Post subject: Italian customs find $134 billion in suitcase
Posted: Mon Jun 15, 2009 10:16 pm
Former PJ Drummer
Joined: Fri Sep 15, 2006 11:00 am Posts: 16093 Location: dublin Gender: Male
Customs Finds $134 Billion in a Suitcase
It is either the biggest smuggling operation in history -- or a fraud of equally impressive proportions. Italian customs officials stopped two men at the Swiss border carrying bonds worth $134 billion (95.8 billion euros). Italian customs officers on the Swiss border often stop smugglers -- but not of this scale. Two Japanese citizens have been detained by Italian police in Chiasso on the Swiss-Italian border after being found with $134 billion of US bonds hidden in the base of their suitcase, according to a press statement by the Italian Guardia di Finanza.

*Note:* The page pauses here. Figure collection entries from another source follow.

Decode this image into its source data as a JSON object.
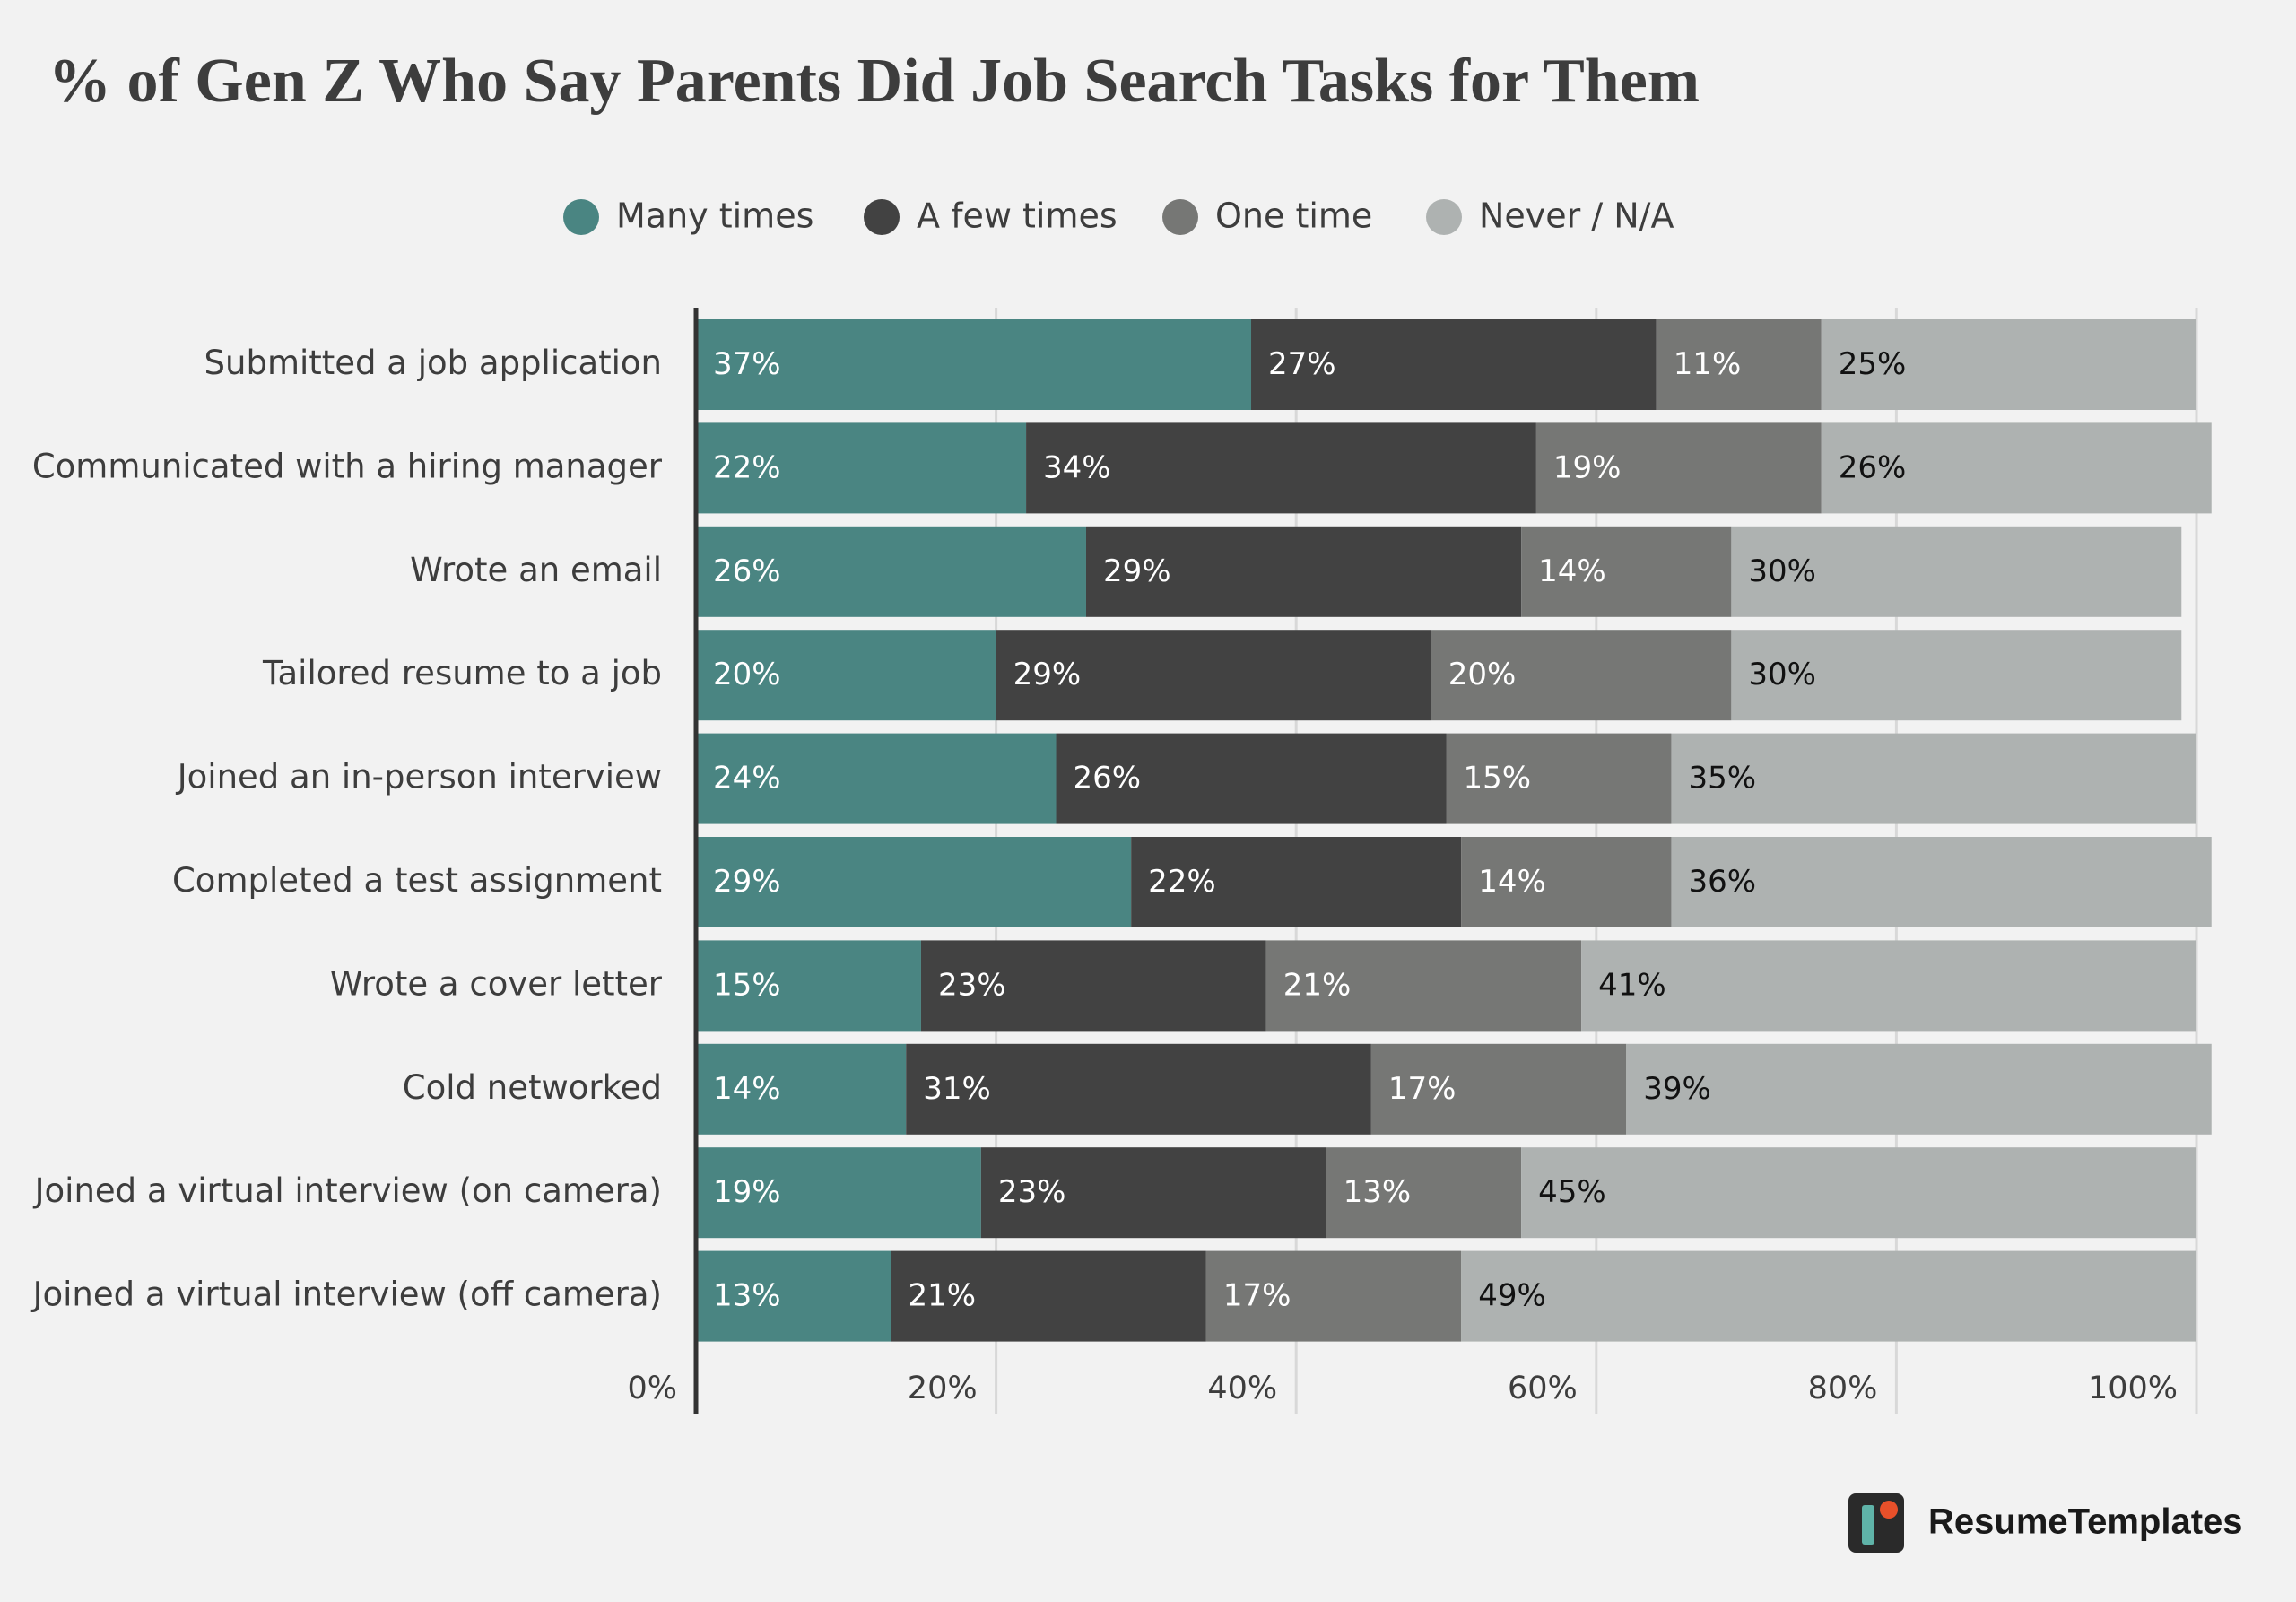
{
  "chart_data": {
    "type": "stacked-bar-horizontal",
    "title": "% of Gen Z Who Say Parents Did Job Search Tasks for Them",
    "categories": [
      "Submitted a job application",
      "Communicated with a hiring manager",
      "Wrote an email",
      "Tailored resume to a job",
      "Joined an in-person interview",
      "Completed a test assignment",
      "Wrote a cover letter",
      "Cold networked",
      "Joined a virtual interview (on camera)",
      "Joined a virtual interview (off camera)"
    ],
    "series": [
      {
        "name": "Many times",
        "color": "#4a8582",
        "label_color": "#ffffff",
        "values": [
          37,
          22,
          26,
          20,
          24,
          29,
          15,
          14,
          19,
          13
        ],
        "value_labels": [
          "37%",
          "22%",
          "26%",
          "20%",
          "24%",
          "29%",
          "15%",
          "14%",
          "19%",
          "13%"
        ]
      },
      {
        "name": "A few times",
        "color": "#424242",
        "label_color": "#ffffff",
        "values": [
          27,
          34,
          29,
          29,
          26,
          22,
          23,
          31,
          23,
          21
        ],
        "value_labels": [
          "27%",
          "34%",
          "29%",
          "29%",
          "26%",
          "22%",
          "23%",
          "31%",
          "23%",
          "21%"
        ]
      },
      {
        "name": "One time",
        "color": "#767775",
        "label_color": "#ffffff",
        "values": [
          11,
          19,
          14,
          20,
          15,
          14,
          21,
          17,
          13,
          17
        ],
        "value_labels": [
          "11%",
          "19%",
          "14%",
          "20%",
          "15%",
          "14%",
          "21%",
          "17%",
          "13%",
          "17%"
        ]
      },
      {
        "name": "Never / N/A",
        "color": "#aeb2b1",
        "label_color": "#111111",
        "values": [
          25,
          26,
          30,
          30,
          35,
          36,
          41,
          39,
          45,
          49
        ],
        "value_labels": [
          "25%",
          "26%",
          "30%",
          "30%",
          "35%",
          "36%",
          "41%",
          "39%",
          "45%",
          "49%"
        ]
      }
    ],
    "xlim": [
      0,
      100
    ],
    "xticks": [
      {
        "value": 0,
        "label": "0%"
      },
      {
        "value": 20,
        "label": "20%"
      },
      {
        "value": 40,
        "label": "40%"
      },
      {
        "value": 60,
        "label": "60%"
      },
      {
        "value": 80,
        "label": "80%"
      },
      {
        "value": 100,
        "label": "100%"
      }
    ],
    "grid": true,
    "legend": "top"
  },
  "brand": "ResumeTemplates"
}
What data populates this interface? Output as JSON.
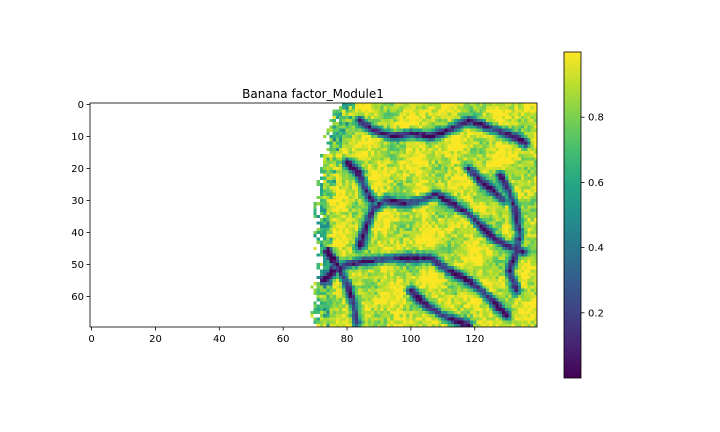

Guardia di Finanza: Bonanza find. The two men, reported to be more than 50 years old, were traveling by train from Italy to Switzerland on June 3. Financial police at a control on the border found the documents tucked inside a closed section at the bottom of their suitcase, separate from their personal items. According to their statement, the men's luggage included 249 government bonds worth $500 million and 10 so-called Kennedy bonds, each worth a billion dollars.
But details of the case remain unclear: The Japanese embassy in Rome confirmed the arrest of the two men but the news agency Bloomberg reported on Friday that it was not yet established whether they were Japanese citizens.
It yet to be seen whether this is the biggest smuggling scandal in history -- or a massive fraud. Italian officials said they were still checking the authenticity of the bonds.
But should the bonds, or at least some of them, turn out to be real, the men will face a significant penalty. In Europe it is illegal to transport more than €10,000 across borders without notifying customs.
Meanwhile, if they turn out to be authentic, Italy is set for a windfall. According to Italian law, the state could fine the men 40 percent of the seized money. Italy's mountain of public debt, which is at 105 percent of GDP, could shrink.
And although details of the case are still murky, the Italian media is already mulling how the windfall would be best spent. Aside from shrinking the national debt, there are suggestions the funds could help rebuild the earthquake-wrecked Abruzzo region.
Post subject: Re: Italian customs find $134 billion in suitcase
Posted: Mon Jun 15, 2009 11:26 pm
Former PJ Drummer
Joined: Mon Oct 18, 2004 5:51 am Posts: 17078 Location: TX
Quote:
Meanwhile, if they turn out to be authentic, Italy is set for a windfall. According to Italian law, the state could fine the men 40 percent of the seized money.
Are you fucking serious? Don't you think someone important, say, another country, might raise objections to them fining over 50 billion dollars?
Post subject: Re: Italian customs find $134 billion in suitcase
Posted: Thu Jun 18, 2009 5:52 pm
Unthought Known
Joined: Thu Dec 16, 2004 1:54 am Posts: 7189 Location: CA
LittleWing wrote:
dimejinky99 wrote:
It's the law in every european country..you'd be fined anywhere in the EU for undeclared amounts over 10,000
It's pretty much like this in every country... And it's usually amounts of cash over $1000.
When it involves suspected drug money, don't they seize it and hold onto it until you provide evidence that its from a legitimate source? What if I prefer large wads of cash to bank accounts?
Post subject: Re: Italian customs find $134 billion in suitcase
Posted: Fri Jun 19, 2009 4:27 pm
Former PJ Drummer
Joined: Fri Sep 15, 2006 11:00 am Posts: 16093 Location: dublin Gender: Male
they would say this:
Hidden suitcase bonds declared to be fake Posted Jun 18 2009, 01:25 PM by Kim Peterson
Here's something you can bet the U.S. government was mighty interested in: Police were holding two Japanese men in Italy after finding $134 billion in U.S. bonds hidden in their luggage. No, that wasn't a typo, we're talking billions here.
I imagine there was a mad scramble to find out if these bonds were real. Government officials said Thursday that they looked at a picture of the bonds on the Internet and decided they were fake.
"All we've seen is a photograph that's been moved on the Internet," said Stephen Meyerhardt of the Bureau of Public Debt. "But just with that we can tell that those are not real Treasury securities."
The discovery of the bonds certainly had some people buzzing. If the securities were real, Bloomberg reports, "it would suggest that the U.S. risks losing control over its monetary supply on a massive scale." The two men would have been the fourth-largest U.S. creditors. They were carrying the equivalent of New Zealand's gross domestic product.
The men were carrying 249 "Federal Reserve" certificates worth $500 million and 10 "Kennedy bonds" worth $1 billion each. Government officials say there are no Federal Reserve or Kennedy bonds issued by the United States, according to AFP.